For the Kirby House in 1963, the landscape architect Katherine Wilson Rahn designed and supervised the creation a long, straight drive bordered by sugar maples. The drive leads to a forecourt with a circular turnaround. In 1964 Richard L. Turner commissioned Steele to design a garden for the 6-acre estate. Steele provided a bilaterally symmetrical plan inspired by the gardens of the Châteaux de Vaux-le-Vicomte, the Château de Sceaux, and the Palace of Versailles. Steele's design balanced geometric formality with an extraordinary variety of plant species. The garden's North Vista has a large outdoor room set amid towering trees, mid-sized flowering trees including hawthorn (Crataegus, dogwood (Cornus), and shadblow {Amelanchier), and shrubbery including vintage rose bushes.
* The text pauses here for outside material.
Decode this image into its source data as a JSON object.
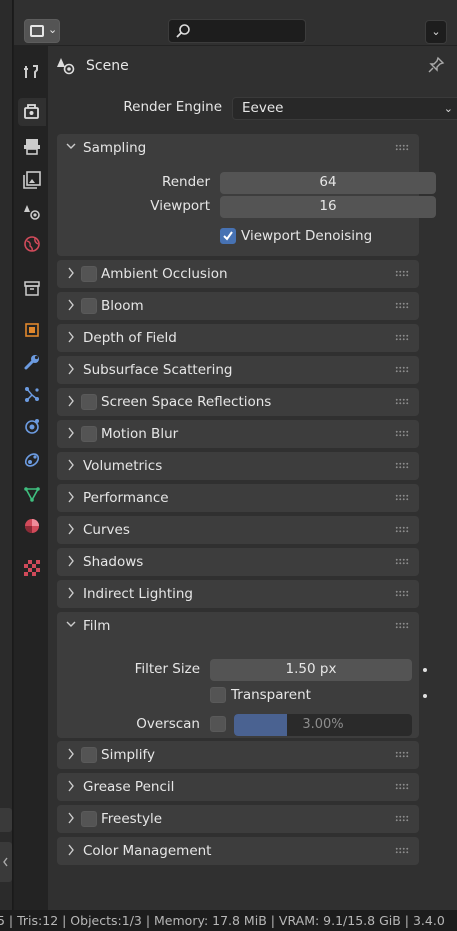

The culmination of the North Vista is a circular reflecting pool surrounded by a semicircle of towering cedar trees. However, at the time of Steele's death in 1971, several areas of the 6-acre estate had not been landscaped. Although she respected Steele's design, Nancy Turner commissioned an indoor swimming pool, where she swam each morning. She also commissioned a birch-tree allée in an undeveloped section of the property. The allée was designed by the Rochester-based landscape architect Carolyn Marsh Lindsay (b. 1932), who was in 1989–1990 the president of the American Horticultural Society.

In 2001 Melissa McGrain and her husband Andrew Stern moved to Pittsford and purchased the Kirby House. They constructed a new garage, connected to the house by a glaased-in walkway, and transformed the Turners' former garage (originally, the carriage house) into a guesthouse for overnight visitors. After a few years, Melissa McGrain focused her attention on the garden. She studied Steele's original plans and plant lists, established a team of gardeners, and supervised restorative work on the garden's North Vista. She added a six-foot deep koi pool, with sluiceway and a waterfall, to the site of the Turners' former vegetable garden. She also added some monumental bronze passenger pigeons bordering on Steele's reflecting pool. The bronzes were the work of her brother, the artist Todd McGrain.

Melissa McGrain became a pen pal of Nancy Turner, who supplied valuable advice and interesting knowledge about Steele and the Turners' garden. Nancy Turner was also a valuable source of advice and knowledge for Robin Karson, the author of the 2003 book Fletcher Steele, Landscape Architect: An Account of the Gardenmaker's Life, 1885-1971.

Nancy Turner was a member of the Allyn's Creek Garden Club, which in 1937 became a chapter of the Garden Club of America (GCA). In 1982, the GCA honored both Nancy and Richard Turner by awarding them the Mrs. Oakley Thorne Medal for "outstanding garden design in which they have created a magnificen harmony of house to garden" in their implementation of Fletcher Steele's garden design. Nancy Turner served a term as GCA vice-president.